For a maker, just as for a player, liking an instrument is ultimately the most important thing; you can analyse what an instrument is doing in different registers, its response and a whole load more considerations, just like a maker can review arching shapes or edgework, but if you don’t like it, you don’t like it.
I like this violin both for its look and, especially now I have adjusted it, its sound.
For those who like to know this sort of thing, it is modelled on the ‘Alard’ Guiseppe Guarneri (del Gesu) which is in the Musée de la Musique in Paris, an instrument in very good condition, and in terms of del Gesu’s work, halfway between the tidy, carefully made instruments of his early years and his more flamboyant later work.
My violin reflects the original, there is no doubt as to what model I was using, but equally, to those who know, it is very much one of my instruments too. Trying to say why is difficult for me because although I am very conscious of some of the things I do, other aspects have developed organically, but I know other instrument makers would say that my instruments have a particular style.
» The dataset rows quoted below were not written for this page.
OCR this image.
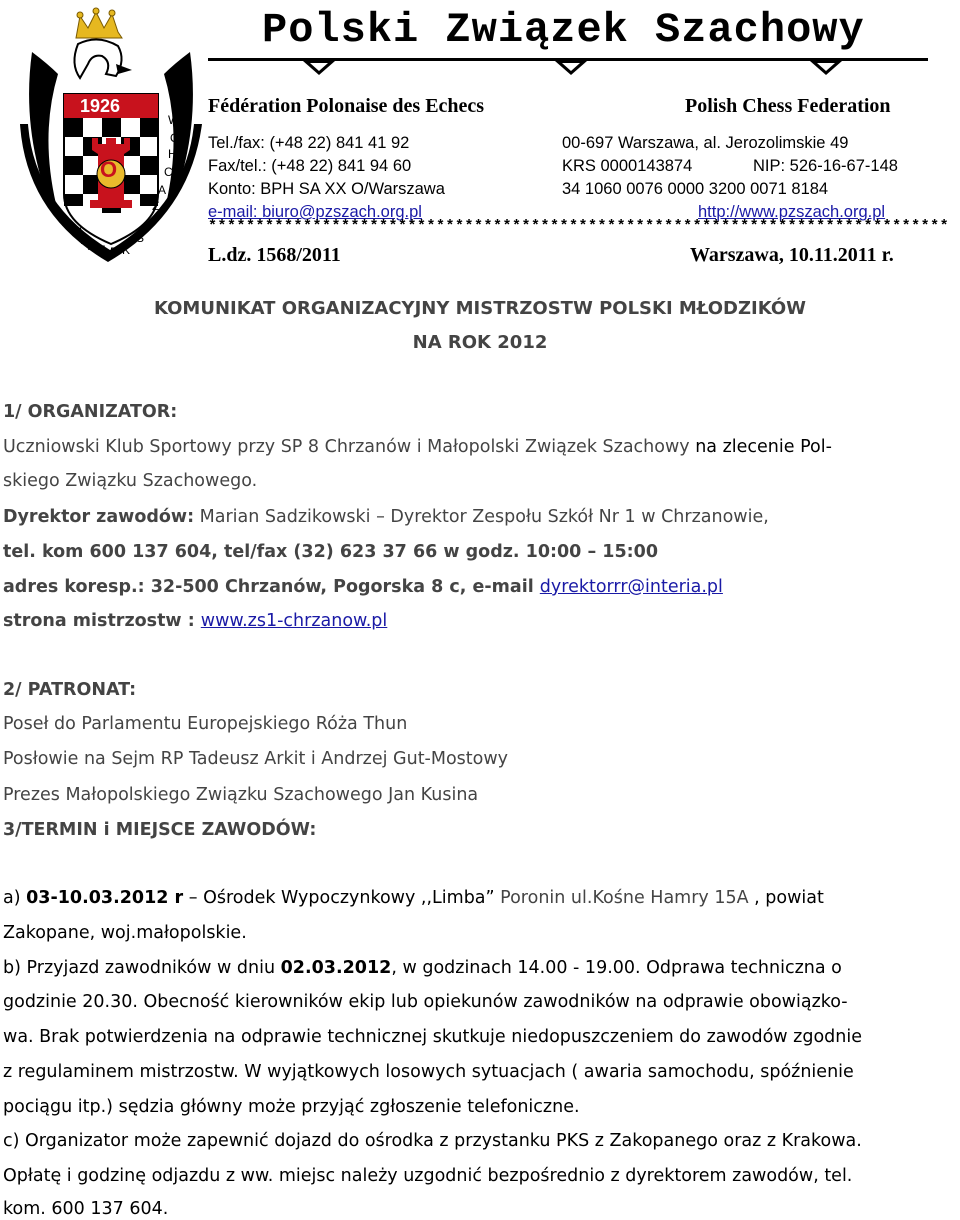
P
O
L
S
K
I
Z
W
I Ą Z E K
W
O
H
C
A
Z
S
1926
O
Polski Związek Szachowy
Fédération Polonaise des Echecs	Polish Chess Federation
Tel./fax: (+48 22) 841 41 92
Fax/tel.: (+48 22) 841 94 60
Konto: BPH SA XX O/Warszawa
e-mail: biuro@pzszach.org.pl
00-697 Warszawa, al. Jerozolimskie 49
KRS 0000143874	NIP: 526-16-67-148
34 1060 0076 0000 3200 0071 8184
http://www.pzszach.org.pl
******************************************************************************
L.dz. 1568/2011	Warszawa, 10.11.2011 r.
KOMUNIKAT ORGANIZACYJNY MISTRZOSTW POLSKI MŁODZIKÓW
NA ROK 2012
1/ ORGANIZATOR:
Uczniowski Klub Sportowy przy SP 8 Chrzanów i Małopolski Związek Szachowy na zlecenie Pol-
skiego Związku Szachowego.
Dyrektor zawodów: Marian Sadzikowski – Dyrektor Zespołu Szkół Nr 1 w Chrzanowie,
tel. kom 600 137 604, tel/fax (32) 623 37 66 w godz. 10:00 – 15:00
adres koresp.: 32-500 Chrzanów, Pogorska 8 c, e-mail dyrektorrr@interia.pl
strona mistrzostw : www.zs1-chrzanow.pl
2/ PATRONAT:
Poseł do Parlamentu Europejskiego Róża Thun
Posłowie na Sejm RP Tadeusz Arkit i Andrzej Gut-Mostowy
Prezes Małopolskiego Związku Szachowego Jan Kusina
3/TERMIN i MIEJSCE ZAWODÓW:
a) 03-10.03.2012 r – Ośrodek Wypoczynkowy ,,Limba” Poronin ul.Kośne Hamry 15A , powiat
Zakopane, woj.małopolskie.
b) Przyjazd zawodników w dniu 02.03.2012, w godzinach 14.00 - 19.00. Odprawa techniczna o
godzinie 20.30. Obecność kierowników ekip lub opiekunów zawodników na odprawie obowiązko-
wa. Brak potwierdzenia na odprawie technicznej skutkuje niedopuszczeniem do zawodów zgodnie
z regulaminem mistrzostw. W wyjątkowych losowych sytuacjach ( awaria samochodu, spóźnienie
pociągu itp.) sędzia główny może przyjąć zgłoszenie telefoniczne.
c) Organizator może zapewnić dojazd do ośrodka z przystanku PKS z Zakopanego oraz z Krakowa.
Opłatę i godzinę odjazdu z ww. miejsc należy uzgodnić bezpośrednio z dyrektorem zawodów, tel.
kom. 600 137 604.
Talking to a colleague last week, she said how when making instruments such as this, I manage to get the right sort of movement, in the scroll for instance, without absolutely perfect lines and even chamfers, something that del Gesu pulled off to perfection. (or should that be imperfection?) To under1stand why I am delighted that others can see this, have a look at my article – The Spirit of Classical Violin Making.
I also know that those who are familiar with my instruments also recognise the sound, at least sometimes, as being mine. Describing sound is even harder than describing style of workmanship, but what I am really after is what my erstwhile mentor, Roger Hargrave, described as a ‘classy’ sound. Fundamentally, he meant the deep-down soul of an instrument, the ability to give without stopping, to blast out the lower registers and to soar in the higher ones; it is the body, richness and grit of the core and the smoothness of the light, the sturdiness of the tonal material which you can sculpt with the bow. (I said that describing sound is hard!)
In the end, the only way to judge an instrument is by playing. For me, I have particularly enjoyed having my instruments played by those who really know what they are looking for, musicians who trust their own abilities and judgement, no matter what they are playing, musicians, who, through their comments and by the sound I can hear they make, have been and are still amongst my most important mentors.